I don't often find the time, bandwidth, computational resources or microsoft subscription fees to play online with folks much these days, but there was a time when I'd run the European part of Friday Night Fights. Attendance was low and almost exclusively restricted to a usual grouping of folk. But we tried to make EUFNF a thing. We tried damn it. And we'll rise again.
I usually need more motivation to play multiplayer than the games themselves, I generally don't like it enough to otherwise. It so happens that the uproarious experience of group voice chats with friends is sufficiently numbing to the senses for me to endure most pap. So: gaming with me is largely banter-oriented.
Conversations with me can range from anal banality, I know a lot of trivial crap and can unload it with a full awareness of how undesirable hearing it might be for my own amusement, to frivolous inanity as the pressure of multi-tasking can reduce conversational engagement to merely turning something said into a very bad pun or, more likely, nonsensical innuendo. Also, Cocks.
When I do talk about the game being played, it probably won't be pleasant. I often bitch a terrible amount about games I play if I think there have been shortcomings in the design. Last year I played a fair amount of Mass Effect 3's multiplayer mode and wrote a fair little piece
about it, and I can assure you the roots of it were in muttered foulness whilst playing it.
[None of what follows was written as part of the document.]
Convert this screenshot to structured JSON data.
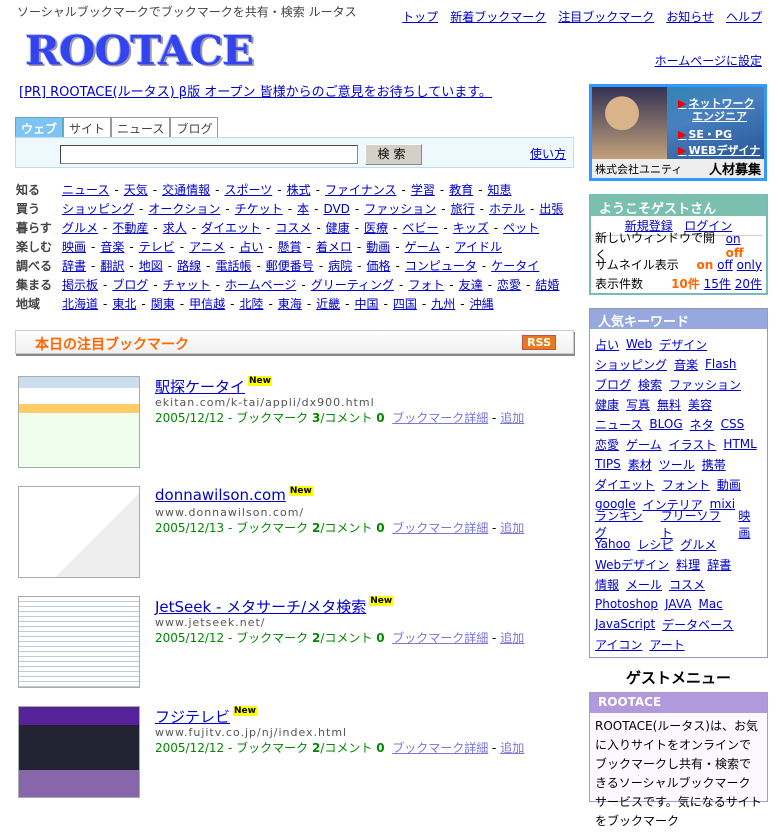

If I'm not complaining about the game, it means I probably like it. And if I like the game, and the team is small enough for our contingent to matter, I'm playing to win.
Which is to say, if it's Halo or Left 4 Dead.
When playing Halo or Left 4 Dead and being faced with a challenge, a strange and stressing transformation happens to me and I suddenly start trying to coax teamwork and tactics out of those with me. Because I don't see the point in playing to lose, that's a no-win-scenario and I don't believe in them or something. Thankfully this is rare. I actively avoid it because it's less fun.
Fun is, of course, subjective. There's something I find fun that I've had to forcibly avoid to prevent becoming an amorphous blob, and that is Minecraft
. A few years ago I logged hundreds of hours in servers building things, and those I shared the servers with may have noticed one thing. Sometimes playing with me means never seeing me.
I can be quite the lone wolf in any game, but in Minecraft I have a preference for going to lengths to conceal everything I do until it's grand enough to be shared.
Some of the most fun times I've had in multiplayer have been in GTA IV. Liberty City has so much to offer, from the party bus to highly effective and deadly German helicopter pilots. The size and variety makes it a perfect kind of game for extended group play in free mode, where you can both talk random and do
random. When GTA V comes out next month I'll endeavour to get something EUFNF (or similar) underway, so look out for those listings and jump in!